Le gouvernement a pris conscience du fait qu’il y a un enjeu important sur l’épargne salariale pour les Françaises et les Français. Le premier est la distribution du pouvoir d’achat. Aujourd’hui, au niveau national, 19 Md€ font l’objet de redistribution chaque année, ce qui correspond à un versement moyen de 2512€ par an par personne et constitue un montant non négligeable, en sachant que le salaire médian est en France de 1800€. L’épargne salariale peut donc être un ajout de rémunération non négligeable.

Le deuxième enjeu est l’objectif d’apporter plus de cohésion sociale dans le monde du travail. Ne plus opposer les profits d’un côté et les salaires de l’autre. Par ailleurs, à travers l’épargne salariale, les PME et TPE ont la possibilité de fidéliser les talents : c’est un élément d’attractivité de l’entreprise.

 

Selon vous, les dispositifs d’intéressement et d’épargne salariale qui existent depuis un certain temps sont encore méconnus ?

Ces dispositifs sont effectivement encore largement méconnus et donc peu utilisés un peu partout en France. Notre travail est de les expliquer, de démontrer que les entrepreneurs et les salariés peuvent, de manière plus simple, passer un accord d’intéressement et de participation, même quand on est une TPE ou une PME.

 

Sur quoi porte la simplification de ces dispositifs qui apparaissaient effectivement comme complexes à mettre en œuvre ?

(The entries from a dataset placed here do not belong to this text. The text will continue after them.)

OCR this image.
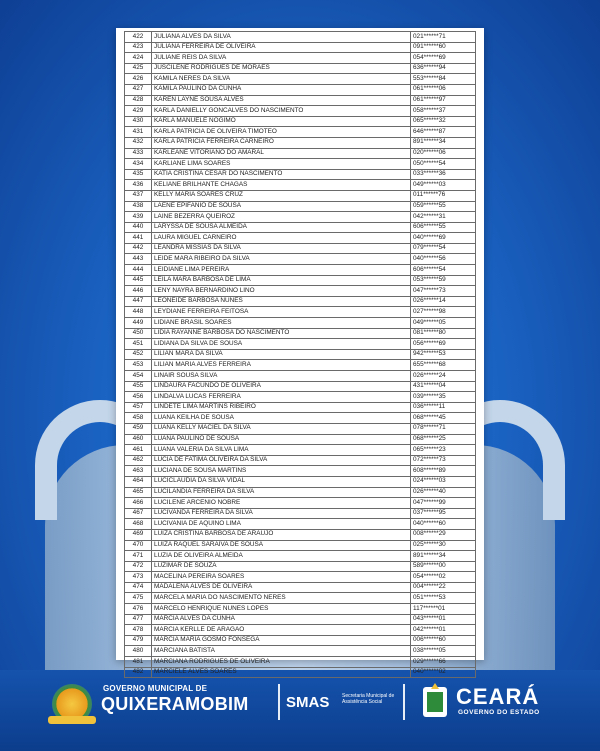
422	JULIANA ALVES DA SILVA	021******71
423	JULIANA FERREIRA DE OLIVEIRA	091******60
424	JULIANE REIS DA SILVA	054******69
425	JUSCILENE RODRIGUES DE MORAES	636******94
426	KAMILA NERES DA SILVA	553******84
427	KAMILA PAULINO DA CUNHA	061******06
428	KAREN LAYNE SOUSA ALVES	061******97
429	KARLA DANIELLY GONCALVES DO NASCIMENTO	058******37
430	KARLA MANUELE NOGIMO	065******32
431	KARLA PATRICIA DE OLIVEIRA TIMOTEO	646******87
432	KARLA PATRICIA FERREIRA CARNEIRO	891******34
433	KARLEANE VITORIANO DO AMARAL	020******06
434	KARLIANE LIMA SOARES	050******54
435	KATIA CRISTINA CESAR DO NASCIMENTO	033******36
436	KELIANE BRILHANTE CHAGAS	049******03
437	KELLY MARIA SOARES CRUZ	011******76
438	LAENE EPIFANIO DE SOUSA	059******55
439	LAINE BEZERRA QUEIROZ	042******31
440	LARYSSA DE SOUSA ALMEIDA	606******55
441	LAURA MIGUEL CARNEIRO	040******69
442	LEANDRA MISSIAS DA SILVA	079******54
443	LEIDE MARA RIBEIRO DA SILVA	040******56
444	LEIDIANE LIMA PEREIRA	606******54
445	LEILA MARA BARBOSA DE LIMA	053******59
446	LENY NAYRA BERNARDINO LINO	047******73
447	LEONEIDE BARBOSA NUNES	026******14
448	LEYDIANE FERREIRA FEITOSA	027******98
449	LIDIANE BRASIL SOARES	049******05
450	LIDIA RAYANNE BARBOSA DO NASCIMENTO	081******80
451	LIDIANA DA SILVA DE SOUSA	056******69
452	LILIAN MARA DA SILVA	942******53
453	LILIAN MARIA ALVES FERREIRA	655******68
454	LINAIR SOUSA SILVA	026******24
455	LINDAURA FACUNDO DE OLIVEIRA	431******04
456	LINDALVA LUCAS FERREIRA	039******35
457	LINDETE LIMA MARTINS RIBEIRO	036******11
458	LUANA KEILHA DE SOUSA	068******45
459	LUANA KELLY MACIEL DA SILVA	078******71
460	LUANA PAULINO DE SOUSA	068******25
461	LUANA VALERIA DA SILVA LIMA	065******23
462	LUCIA DE FATIMA OLIVEIRA DA SILVA	072******73
463	LUCIANA DE SOUSA MARTINS	608******89
464	LUCICLAUDIA DA SILVA VIDAL	024******03
465	LUCILANDIA FERREIRA DA SILVA	026******40
466	LUCILENE ARCENIO NOBRE	047******99
467	LUCIVANDA FERREIRA DA SILVA	037******95
468	LUCIVANIA DE AQUINO LIMA	040******60
469	LUIZA CRISTINA BARBOSA DE ARAUJO	008******29
470	LUIZA RAQUEL SARAIVA DE SOUSA	025******30
471	LUZIA DE OLIVEIRA ALMEIDA	891******34
472	LUZIMAR DE SOUZA	589******00
473	MACELINA PEREIRA SOARES	054******02
474	MADALENA ALVES DE OLIVEIRA	004******22
475	MARCELA MARIA DO NASCIMENTO NERES	051******53
476	MARCELO HENRIQUE NUNES LOPES	117******01
477	MARCIA ALVES DA CUNHA	043******01
478	MARCIA KERLLE DE ARAGAO	042******01
479	MARCIA MARIA GOSMO FONSEGA	006******60
480	MARCIANA BATISTA	038******05
481	MARCIANA RODRIGUES DE OLIVEIRA	029******66
482	MARCIELE ALVES SOARES	040******02
GOVERNO MUNICIPAL DE
QUIXERAMOBIM SMAS	Secretaria Municipal de Assistência Social	CEARÁ
GOVERNO DO ESTADO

La loi Pacte a introduit deux nouveautés importantes : tout d’abord, la suppression du forfait social, c’est-à-dire la contribution payée par l’employeur chaque fois qu’il y avait de l’argent qui était distribué par le biais de l’intéressement et de la participation. Ensuite, le ministère du Travail met à disposition des accords simplifiés qui serviront de socle aux chefs d’entreprise qui n’auraient pas su jusque-là comment rédiger un accord. L’entrepreneur et les salariés ne sont plus seuls pour avancer sur l’épargne salariale : désormais, ils sont aidés par un environnement fiscal et réglementaire stabilisé et plus avantageux.

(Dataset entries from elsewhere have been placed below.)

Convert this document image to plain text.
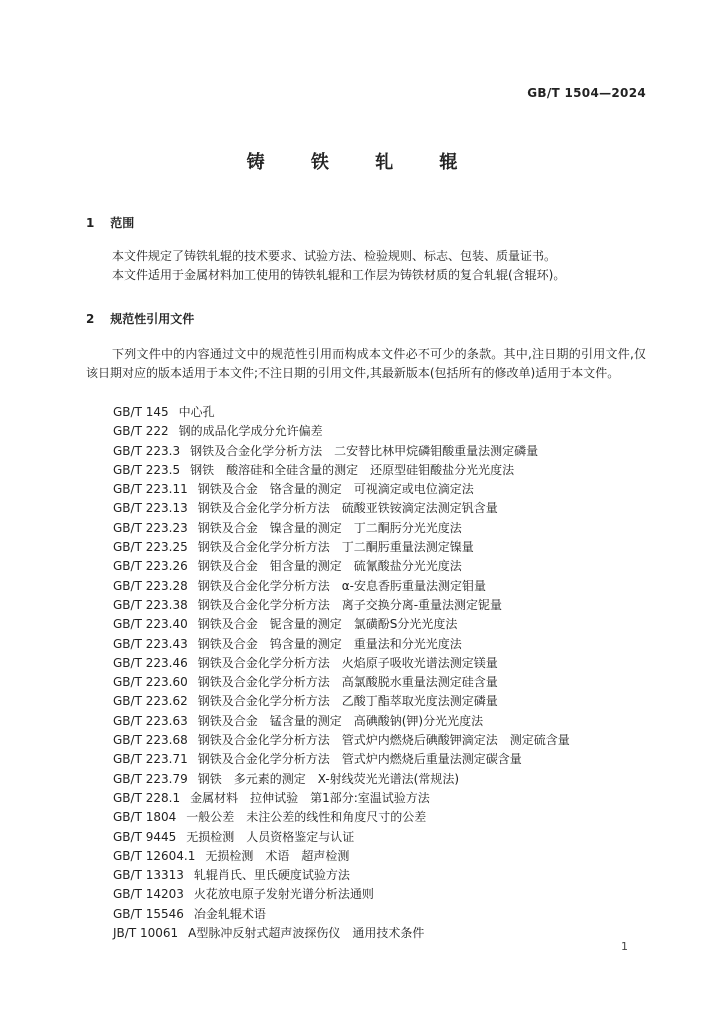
GB/T 1504—2024
铸 铁 轧 辊
1 范围
本文件规定了铸铁轧辊的技术要求、试验方法、检验规则、标志、包装、质量证书。
本文件适用于金属材料加工使用的铸铁轧辊和工作层为铸铁材质的复合轧辊(含辊环)。
2 规范性引用文件
下列文件中的内容通过文中的规范性引用而构成本文件必不可少的条款。其中,注日期的引用文件,仅该日期对应的版本适用于本文件;不注日期的引用文件,其最新版本(包括所有的修改单)适用于本文件。
GB/T 145 中心孔
GB/T 222 钢的成品化学成分允许偏差
GB/T 223.3 钢铁及合金化学分析方法　二安替比林甲烷磷钼酸重量法测定磷量
GB/T 223.5 钢铁　酸溶硅和全硅含量的测定　还原型硅钼酸盐分光光度法
GB/T 223.11 钢铁及合金　铬含量的测定　可视滴定或电位滴定法
GB/T 223.13 钢铁及合金化学分析方法　硫酸亚铁铵滴定法测定钒含量
GB/T 223.23 钢铁及合金　镍含量的测定　丁二酮肟分光光度法
GB/T 223.25 钢铁及合金化学分析方法　丁二酮肟重量法测定镍量
GB/T 223.26 钢铁及合金　钼含量的测定　硫氰酸盐分光光度法
GB/T 223.28 钢铁及合金化学分析方法　α-安息香肟重量法测定钼量
GB/T 223.38 钢铁及合金化学分析方法　离子交换分离-重量法测定铌量
GB/T 223.40 钢铁及合金　铌含量的测定　氯磺酚S分光光度法
GB/T 223.43 钢铁及合金　钨含量的测定　重量法和分光光度法
GB/T 223.46 钢铁及合金化学分析方法　火焰原子吸收光谱法测定镁量
GB/T 223.60 钢铁及合金化学分析方法　高氯酸脱水重量法测定硅含量
GB/T 223.62 钢铁及合金化学分析方法　乙酸丁酯萃取光度法测定磷量
GB/T 223.63 钢铁及合金　锰含量的测定　高碘酸钠(钾)分光光度法
GB/T 223.68 钢铁及合金化学分析方法　管式炉内燃烧后碘酸钾滴定法　测定硫含量
GB/T 223.71 钢铁及合金化学分析方法　管式炉内燃烧后重量法测定碳含量
GB/T 223.79 钢铁　多元素的测定　X-射线荧光光谱法(常规法)
GB/T 228.1 金属材料　拉伸试验　第1部分:室温试验方法
GB/T 1804 一般公差　未注公差的线性和角度尺寸的公差
GB/T 9445 无损检测　人员资格鉴定与认证
GB/T 12604.1 无损检测　术语　超声检测
GB/T 13313 轧辊肖氏、里氏硬度试验方法
GB/T 14203 火花放电原子发射光谱分析法通则
GB/T 15546 冶金轧辊术语
JB/T 10061 A型脉冲反射式超声波探伤仪　通用技术条件
1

Rappelons que les objectifs ne sont pas seulement financiers : il y a aussi un enjeu de développement social ou environnemental. Par exemple, l’entreprise peut choisir la baisse du taux d’émission de CO2 et récompenser ses collaborateurs par le biais de l’intéressement.

 

Aux Antilles et en Guyane, à quel point en est-on de la signature de tels accords ?

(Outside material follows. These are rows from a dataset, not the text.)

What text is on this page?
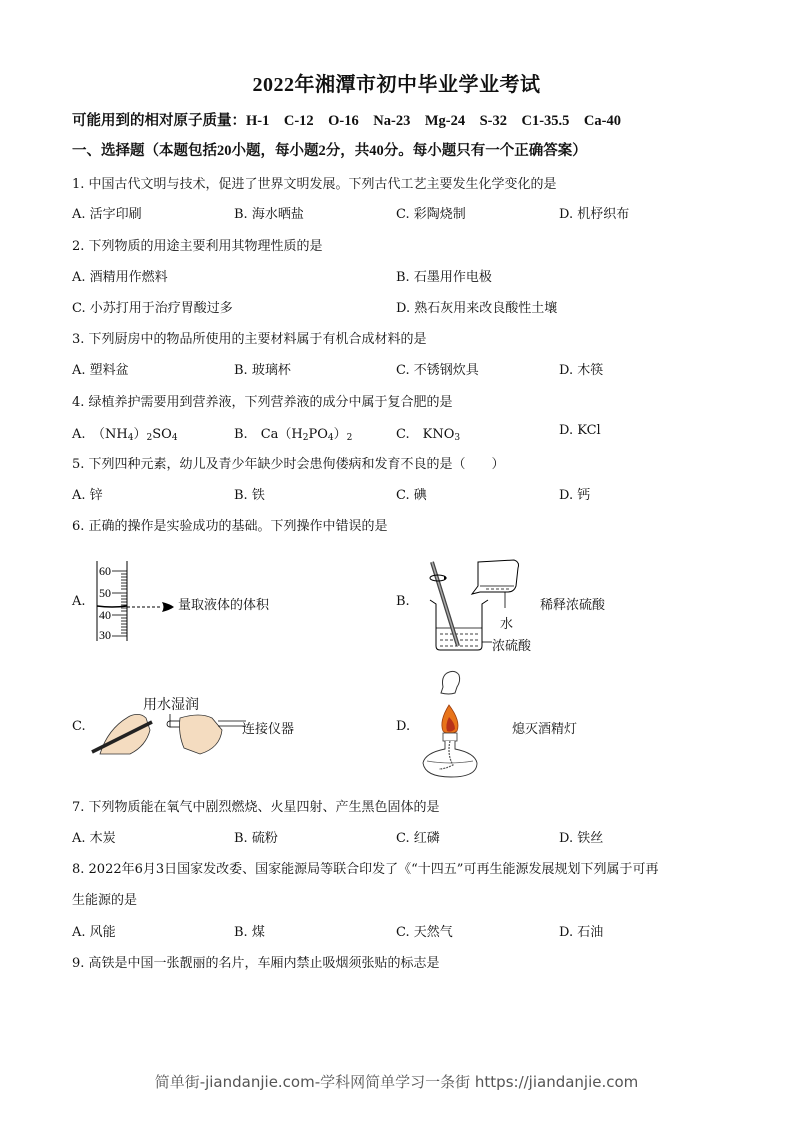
2022年湘潭市初中毕业学业考试
可能用到的相对原子质量：H-1　C-12　O-16　Na-23　Mg-24　S-32　C1-35.5　Ca-40
一、选择题（本题包括20小题，每小题2分，共40分。每小题只有一个正确答案）
1. 中国古代文明与技术，促进了世界文明发展。下列古代工艺主要发生化学变化的是
A. 活字印刷	B. 海水晒盐	C. 彩陶烧制	D. 机杼织布
2. 下列物质的用途主要利用其物理性质的是
A. 酒精用作燃料	B. 石墨用作电极
C. 小苏打用于治疗胃酸过多	D. 熟石灰用来改良酸性土壤
3. 下列厨房中的物品所使用的主要材料属于有机合成材料的是
A. 塑料盆	B. 玻璃杯	C. 不锈钢炊具	D. 木筷
4. 绿植养护需要用到营养液，下列营养液的成分中属于复合肥的是
A.　$(NH_4)_2SO_4$	B.　$Ca(H_2PO_4)_2$	C.　$KNO_3$	D. KCl
5. 下列四种元素，幼儿及青少年缺少时会患佝偻病和发育不良的是（　　）
A. 锌	B. 铁	C. 碘	D. 钙
6. 正确的操作是实验成功的基础。下列操作中错误的是
A.
60
50
40
30
量取液体的体积	B.
水
浓硫酸
稀释浓硫酸
C.
用水湿润
连接仪器	D.	熄灭酒精灯
7. 下列物质能在氧气中剧烈燃烧、火星四射、产生黑色固体的是
A. 木炭	B. 硫粉	C. 红磷	D. 铁丝
8. 2022年6月3日国家发改委、国家能源局等联合印发了《“十四五”可再生能源发展规划下列属于可再
生能源的是
A. 风能	B. 煤	C. 天然气	D. 石油
9. 高铁是中国一张靓丽的名片，车厢内禁止吸烟须张贴的标志是
简单街-jiandanjie.com-学科网简单学习一条街 https://jiandanjie.com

Dans ces trois territoires, il y a un peu moins de 400 contrats de participation signés, dont précisément 107 en Martinique et 280 en Guadeloupe. Au-delà de ces chiffres, nous avons constaté que ces territoires ont de grands potentiels sur ce sujet. Culturellement, ils sont prêts. Cependant, il faut garder à l’esprit que pour pouvoir distribuer des résultats, il faut que l’entreprise dégage des excédents : la volatilité des résultats est une réalité de la vie d’entreprise. Quoi qu’il en soit, en Guadeloupe comme en Martinique, il reste une majorité d’entreprises qui sont éligibles, quelle que soit leur taille. Même dans une entreprise de trois à quatre salariés, il peut y avoir une réflexion sur la performance collective et comment y associer tout le monde. Des réflexions vont être menées par les acteurs économiques représentants des salariés comme du monde patronal des Antilles pour intensifier leur utilisation à travers des accords de branches notamment.